Nikole Stanfield

Nikole Stanfield of Cedaredge presents her panel, 'How to Say 'No' and Still Be Successful in Your Business' during the virtual West Slope Startup Week.

By Mckenzie Moore

Staff Writer

With participants and presenters from around Western Colorado and over to the Denver area, West Slope Startup Week has been bringing together entrepreneurs and business owners from across the region, including three presenters from Delta County.

Christopher Caskey, Barry Pennell and Nikole James Stanfield, based out of Paonia, Delta and Cedaredge, respectively, were all hosts of various panels for the event, which took place Tuesdays and Thursdays throughout the month of July.

Caskey is the founder of the Delta Brick and Climate Company, which acquired a factory in Montrose in December 2019 and is now fully operational. With a background in both science and entrepreneurship, his presentation, “Early-stage Funding Models Drive Inequality” focused on how privilege plays a role in startup ecosystems.

“I would like to see this community focus on the competitive advantages that we have out here,” Caskey said. “That was my talk: how do we get around these barriers that exist, and is this just a club for people from that level of privilege or can we build something larger? What I want to see out here in Western Colorado is broadly shared prosperity.”

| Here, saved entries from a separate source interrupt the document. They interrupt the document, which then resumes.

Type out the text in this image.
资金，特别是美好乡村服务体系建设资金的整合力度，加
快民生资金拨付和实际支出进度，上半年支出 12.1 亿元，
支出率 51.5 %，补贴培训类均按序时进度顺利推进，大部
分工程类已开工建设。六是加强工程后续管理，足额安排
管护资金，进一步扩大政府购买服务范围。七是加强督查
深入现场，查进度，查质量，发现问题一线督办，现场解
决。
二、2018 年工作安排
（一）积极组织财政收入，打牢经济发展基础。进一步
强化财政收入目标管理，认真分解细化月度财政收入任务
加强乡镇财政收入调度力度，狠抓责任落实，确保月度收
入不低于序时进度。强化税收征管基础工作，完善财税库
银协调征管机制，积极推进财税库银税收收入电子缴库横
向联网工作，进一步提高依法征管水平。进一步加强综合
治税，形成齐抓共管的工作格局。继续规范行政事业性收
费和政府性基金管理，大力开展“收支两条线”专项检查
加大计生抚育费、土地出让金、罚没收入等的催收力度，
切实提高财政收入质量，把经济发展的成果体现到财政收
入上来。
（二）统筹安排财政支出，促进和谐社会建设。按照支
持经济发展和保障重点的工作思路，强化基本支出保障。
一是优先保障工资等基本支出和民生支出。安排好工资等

Before the presentation, Caskey consulted with investors and other members of the startup community to ensure an informed conversation. He hopes to see the whole community flourish using resources in Delta County that aren’t available anywhere else, in a way that benefits everyone.

“My goal there was wanting to be respectful and make a more intelligent conversation,” Caskey said. “I want to see economic growth on the Western Slope, but not in a way that exacerbates economic inequality.”

He said the opportunity to participate in West Slope Startup Week allowed him to connect with other entrepreneurs, and he hopes his message reached people on the Western Slope, especially in rural areas like Delta County.

“I think it’s really great that the organizers are putting this on. The sponsors and all the organizers are working hard and creating good stuff, and thanks to them for giving me a platform and hopefully we can go back to in person next year.”

Nikole James Stanfield hosted the session “How to Say ‘No’ and Still Be Successful in Your Business,” which focused on balancing professional and personal life and learning to recharge during time off rather than feeling guilty.

“In 2018, I burned out, and I burned out to the point where I almost walked away from my business,” Stanfield said. “I share this with you because I want to make sure that you know that if you’re experiencing some of things as an entrepreneur yourself, it’s okay. I think that one of the reason we end up in burnout, potentially, is because we don’t say no enough, and we don’t say, ‘I need to put myself first.’”

Stanfield interacted closely with participants using Zoom’s chat function, using participants’ responses to expand on some of the typical signs of burnout and how many people share the same experiences.

“I felt like if I wasn’t busy, I wouldn’t be important, and I really want to make sure this point comes home,” Stanfield said. “In the end, some of the things I was doing weren’t really the best use of my time. ...What I wanted to be able to do was have the freedom to say no without losing an opportunity or relationship, have that space, that capacity in my life that it wasn’t all or nothing.”

Barry Pennell, Food and Ag Manager at ENGAGE Delta County, was also a presenter for the event, speaking during the session “Farm to Pivot: Protecting Our Foodshed.” The session focused on “how farmers have pivoted and how the market has responded during this time of COVID(-19),” including topics around supply chain disruption, food shed and security, CSAs (community supported agriculture) and the “pivot” from institutional to direct to consumer.

West Slope Startup Week will conclude on July 30 from noon to 2 p.m. with a final livestream presentation, including the seven finalists for the $275,000 Greater Colorado Pitch Fund investment. Although none of the presenters from Delta County made it to the finals, the event allowed them to get the word out about business and entrepreneurship in the area and communicate with a larger audience across the state.

“We are incredibly optimistic about the impact this will have for the Western Slope,” said Cory Finney, Greater Colorado Venture Fund partner. “Jobs will be created in our communities and businesses will take hold or accelerate their efforts. We hope that people from outside of rural Colorado recognize all the amazing things already taking place, and that it inspires new business creation across our state.”

More information on the remainder of West Slope Startup Week, as well as information and session recordings from the presenters from Delta County, can be found at westslopestartupweek.com.